西島秀俊主演、村上春樹の短編を映画化した濱口竜介監督最新作『ドライブ・マイ・カー』が、第94回アカデミー賞で国際長編映画賞を受賞した。その受賞を記念して、「ENTAME next」では昨年8月の映画公開時に収録した濱口竜介監督と西島秀俊のインタビューを改めてお届けする。新たな傑作誕生に至るその舞台裏とは?(インタビューは昨年8月の映画公開時に収録したものです)

【写真】『ドライブ・マイ・カー』西島秀俊×鬼才監督・濱口竜介の撮り下ろしカット

――村上春樹さんの淡々とした語り口の短編集が原作で、上映時間は実に2時間59分。そう聞くと、観る側にもそれなりの気合が必要と言うか、商業映画としてはなかなかにチャレンジングな作品だな、というのが第一印象でした。

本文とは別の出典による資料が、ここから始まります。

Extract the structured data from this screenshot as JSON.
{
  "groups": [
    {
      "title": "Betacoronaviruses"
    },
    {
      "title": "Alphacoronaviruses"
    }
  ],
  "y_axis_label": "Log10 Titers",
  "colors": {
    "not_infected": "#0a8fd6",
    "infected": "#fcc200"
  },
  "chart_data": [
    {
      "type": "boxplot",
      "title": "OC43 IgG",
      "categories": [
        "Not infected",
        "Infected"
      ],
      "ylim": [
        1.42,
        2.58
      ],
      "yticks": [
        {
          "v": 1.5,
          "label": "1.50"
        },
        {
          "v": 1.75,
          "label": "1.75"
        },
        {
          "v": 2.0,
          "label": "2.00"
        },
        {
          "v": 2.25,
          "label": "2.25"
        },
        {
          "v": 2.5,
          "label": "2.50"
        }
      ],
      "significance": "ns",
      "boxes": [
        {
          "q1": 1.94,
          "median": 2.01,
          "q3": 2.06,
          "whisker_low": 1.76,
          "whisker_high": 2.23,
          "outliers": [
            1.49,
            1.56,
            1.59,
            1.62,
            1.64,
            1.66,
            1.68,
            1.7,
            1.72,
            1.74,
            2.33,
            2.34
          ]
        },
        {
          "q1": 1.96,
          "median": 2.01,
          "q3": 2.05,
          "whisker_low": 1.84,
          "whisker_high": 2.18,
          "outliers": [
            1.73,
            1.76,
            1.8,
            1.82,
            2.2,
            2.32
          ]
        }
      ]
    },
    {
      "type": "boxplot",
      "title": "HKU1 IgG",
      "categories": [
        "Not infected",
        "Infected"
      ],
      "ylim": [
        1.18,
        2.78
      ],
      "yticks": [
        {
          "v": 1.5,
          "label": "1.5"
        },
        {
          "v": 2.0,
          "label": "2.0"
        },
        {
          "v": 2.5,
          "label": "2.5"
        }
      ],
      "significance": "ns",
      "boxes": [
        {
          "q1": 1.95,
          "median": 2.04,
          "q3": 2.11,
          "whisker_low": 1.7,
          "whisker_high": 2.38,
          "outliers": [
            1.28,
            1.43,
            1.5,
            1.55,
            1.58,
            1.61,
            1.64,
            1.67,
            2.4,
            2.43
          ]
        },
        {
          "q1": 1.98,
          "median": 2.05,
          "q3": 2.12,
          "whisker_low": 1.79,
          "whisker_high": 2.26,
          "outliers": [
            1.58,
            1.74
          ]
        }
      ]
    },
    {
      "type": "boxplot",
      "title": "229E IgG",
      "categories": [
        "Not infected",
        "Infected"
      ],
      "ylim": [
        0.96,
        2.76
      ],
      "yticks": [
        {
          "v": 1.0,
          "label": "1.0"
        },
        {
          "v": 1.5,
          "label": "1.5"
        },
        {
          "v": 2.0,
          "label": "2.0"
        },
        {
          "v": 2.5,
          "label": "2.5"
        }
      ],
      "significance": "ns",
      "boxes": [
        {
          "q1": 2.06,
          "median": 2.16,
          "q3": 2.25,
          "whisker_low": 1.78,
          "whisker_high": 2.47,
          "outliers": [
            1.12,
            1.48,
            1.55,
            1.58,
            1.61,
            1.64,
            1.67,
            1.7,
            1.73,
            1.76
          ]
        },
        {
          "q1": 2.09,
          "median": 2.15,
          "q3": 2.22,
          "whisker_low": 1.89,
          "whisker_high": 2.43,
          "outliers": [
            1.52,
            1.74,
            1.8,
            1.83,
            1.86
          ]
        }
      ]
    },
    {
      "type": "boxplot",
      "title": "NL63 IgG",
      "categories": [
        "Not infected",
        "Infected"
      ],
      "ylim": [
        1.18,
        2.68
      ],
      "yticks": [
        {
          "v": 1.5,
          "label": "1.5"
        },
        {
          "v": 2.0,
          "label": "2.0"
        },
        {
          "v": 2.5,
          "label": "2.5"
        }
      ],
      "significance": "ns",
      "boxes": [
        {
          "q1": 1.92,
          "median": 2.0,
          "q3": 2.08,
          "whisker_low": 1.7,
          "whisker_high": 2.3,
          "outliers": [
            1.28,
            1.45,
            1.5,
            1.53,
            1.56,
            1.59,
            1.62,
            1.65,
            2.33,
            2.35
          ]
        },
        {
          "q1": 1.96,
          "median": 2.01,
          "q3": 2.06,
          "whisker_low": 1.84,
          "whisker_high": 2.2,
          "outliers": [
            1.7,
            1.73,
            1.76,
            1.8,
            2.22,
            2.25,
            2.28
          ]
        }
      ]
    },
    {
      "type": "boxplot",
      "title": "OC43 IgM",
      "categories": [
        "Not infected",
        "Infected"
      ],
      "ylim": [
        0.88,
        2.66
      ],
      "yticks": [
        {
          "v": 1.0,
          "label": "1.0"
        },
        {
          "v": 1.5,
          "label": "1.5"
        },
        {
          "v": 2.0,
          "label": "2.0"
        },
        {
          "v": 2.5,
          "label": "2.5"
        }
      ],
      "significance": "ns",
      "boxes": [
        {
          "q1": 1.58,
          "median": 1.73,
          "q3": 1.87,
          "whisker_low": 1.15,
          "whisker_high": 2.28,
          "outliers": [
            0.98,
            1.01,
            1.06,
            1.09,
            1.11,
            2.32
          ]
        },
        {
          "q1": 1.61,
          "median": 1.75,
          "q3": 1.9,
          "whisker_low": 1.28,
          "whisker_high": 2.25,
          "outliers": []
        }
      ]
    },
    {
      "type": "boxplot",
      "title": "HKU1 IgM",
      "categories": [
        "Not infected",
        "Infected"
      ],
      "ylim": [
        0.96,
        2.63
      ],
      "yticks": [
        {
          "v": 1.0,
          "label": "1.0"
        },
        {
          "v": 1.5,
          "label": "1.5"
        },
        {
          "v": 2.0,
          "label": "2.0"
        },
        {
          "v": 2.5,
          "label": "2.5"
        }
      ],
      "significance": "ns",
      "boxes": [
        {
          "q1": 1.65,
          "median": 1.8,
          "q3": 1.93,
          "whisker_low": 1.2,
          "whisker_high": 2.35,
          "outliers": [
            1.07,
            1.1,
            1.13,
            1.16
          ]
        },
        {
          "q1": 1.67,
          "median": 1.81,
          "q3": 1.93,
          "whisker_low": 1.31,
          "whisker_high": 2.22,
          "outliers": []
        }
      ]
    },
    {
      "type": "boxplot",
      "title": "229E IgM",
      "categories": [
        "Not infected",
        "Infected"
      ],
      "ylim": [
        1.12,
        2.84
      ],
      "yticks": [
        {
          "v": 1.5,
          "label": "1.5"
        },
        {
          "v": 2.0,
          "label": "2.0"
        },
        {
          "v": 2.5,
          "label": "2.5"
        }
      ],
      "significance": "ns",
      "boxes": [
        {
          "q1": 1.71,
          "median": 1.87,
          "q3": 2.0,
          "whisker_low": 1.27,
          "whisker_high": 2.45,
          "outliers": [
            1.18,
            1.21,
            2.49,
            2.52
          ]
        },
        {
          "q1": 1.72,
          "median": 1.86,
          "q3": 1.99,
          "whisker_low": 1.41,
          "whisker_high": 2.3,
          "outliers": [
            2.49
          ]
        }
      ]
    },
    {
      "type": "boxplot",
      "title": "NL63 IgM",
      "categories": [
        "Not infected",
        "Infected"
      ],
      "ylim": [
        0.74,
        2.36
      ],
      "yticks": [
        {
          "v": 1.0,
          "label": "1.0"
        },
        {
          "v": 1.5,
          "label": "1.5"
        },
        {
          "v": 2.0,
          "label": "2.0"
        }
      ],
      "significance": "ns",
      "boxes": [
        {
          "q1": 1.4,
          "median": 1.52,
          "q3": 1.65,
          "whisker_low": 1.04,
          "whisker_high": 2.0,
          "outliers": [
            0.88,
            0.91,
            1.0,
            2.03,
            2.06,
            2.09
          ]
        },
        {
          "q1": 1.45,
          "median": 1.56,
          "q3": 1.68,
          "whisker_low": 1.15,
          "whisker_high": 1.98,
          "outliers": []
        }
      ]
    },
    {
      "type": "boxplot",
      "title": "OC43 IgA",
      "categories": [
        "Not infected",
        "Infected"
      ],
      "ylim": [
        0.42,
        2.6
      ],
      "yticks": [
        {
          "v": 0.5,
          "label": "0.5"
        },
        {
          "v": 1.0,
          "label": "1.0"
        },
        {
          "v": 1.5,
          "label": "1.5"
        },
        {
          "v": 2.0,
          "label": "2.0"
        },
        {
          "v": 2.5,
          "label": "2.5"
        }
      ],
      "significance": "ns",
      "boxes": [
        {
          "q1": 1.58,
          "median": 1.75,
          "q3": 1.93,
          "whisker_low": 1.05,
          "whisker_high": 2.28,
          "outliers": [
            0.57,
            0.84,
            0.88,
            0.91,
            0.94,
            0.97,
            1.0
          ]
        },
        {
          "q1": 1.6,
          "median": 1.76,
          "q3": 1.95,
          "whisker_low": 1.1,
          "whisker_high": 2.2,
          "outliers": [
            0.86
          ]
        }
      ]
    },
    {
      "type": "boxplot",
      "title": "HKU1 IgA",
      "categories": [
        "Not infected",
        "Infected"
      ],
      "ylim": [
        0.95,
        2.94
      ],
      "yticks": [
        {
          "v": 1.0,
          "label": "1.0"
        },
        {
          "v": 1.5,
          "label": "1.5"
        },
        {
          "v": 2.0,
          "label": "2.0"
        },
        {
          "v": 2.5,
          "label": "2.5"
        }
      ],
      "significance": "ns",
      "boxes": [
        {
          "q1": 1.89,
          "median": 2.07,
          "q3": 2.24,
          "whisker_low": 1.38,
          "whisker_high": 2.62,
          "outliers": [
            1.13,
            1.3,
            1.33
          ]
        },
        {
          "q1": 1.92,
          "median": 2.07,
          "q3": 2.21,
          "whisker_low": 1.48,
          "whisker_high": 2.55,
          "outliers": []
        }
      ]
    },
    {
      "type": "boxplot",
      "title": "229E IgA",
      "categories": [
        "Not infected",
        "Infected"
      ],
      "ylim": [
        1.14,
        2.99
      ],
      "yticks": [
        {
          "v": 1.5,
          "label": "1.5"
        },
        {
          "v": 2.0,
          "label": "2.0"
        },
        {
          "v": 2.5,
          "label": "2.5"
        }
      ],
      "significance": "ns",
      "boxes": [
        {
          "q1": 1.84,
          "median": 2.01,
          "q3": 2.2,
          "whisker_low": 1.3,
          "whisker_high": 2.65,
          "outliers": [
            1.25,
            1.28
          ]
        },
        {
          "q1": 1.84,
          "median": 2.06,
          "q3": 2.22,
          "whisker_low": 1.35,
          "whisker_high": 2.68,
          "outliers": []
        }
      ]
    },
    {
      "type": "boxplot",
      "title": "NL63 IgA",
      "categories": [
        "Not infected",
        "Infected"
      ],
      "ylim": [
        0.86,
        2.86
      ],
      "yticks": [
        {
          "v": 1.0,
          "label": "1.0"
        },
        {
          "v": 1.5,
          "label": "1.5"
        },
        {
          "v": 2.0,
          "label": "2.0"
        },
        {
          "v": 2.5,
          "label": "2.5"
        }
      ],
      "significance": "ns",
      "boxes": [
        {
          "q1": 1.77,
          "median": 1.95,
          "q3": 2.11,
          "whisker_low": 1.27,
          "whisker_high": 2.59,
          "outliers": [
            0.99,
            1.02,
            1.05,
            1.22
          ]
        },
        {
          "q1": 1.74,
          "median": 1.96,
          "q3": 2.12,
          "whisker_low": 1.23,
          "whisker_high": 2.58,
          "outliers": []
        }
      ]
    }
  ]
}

濱口 そうですよね。昔に比べて集中して映画を観られなくなっているというのは、僕自身の実感としてもあるので、上映時間に思わずひるんでしまう、という気持ちはすごくよくわかります。ただ、映画館で映画を観るという体験においては、この約3時間という尺が長すぎるかと言ったら、必ずしもそうじゃない。(クエンティン・)タランティーノの作品あたりもそうですけど、実際に観てみたら、長さを感じない濃密な時間というのは、やっぱりあるし、そういうものを目指しています。

――確かに、作品を拝見するとまさに“濃密”という言葉がしっくり来ました。巷では“ファスト映画”なども社会問題となっていますが、あらためて、映画体験って本来こういうものだな、と。

濱口 実作業をするこちらとしても、出来上がったものが3時間になったときは「なんてことだ!」と、やっぱり青ざめるわけですよ。でもこの作品に関しては、プロデューサーの定井(勇二)さんが「これ以上、切る必要はない」と腹をくくってくれた。いちばんリスクを負っている人から、確信をもって「この映画はこの時間で、商品としても勝負できる」と判断してもらえたというのは、僕としてもすごく自信にはなりました。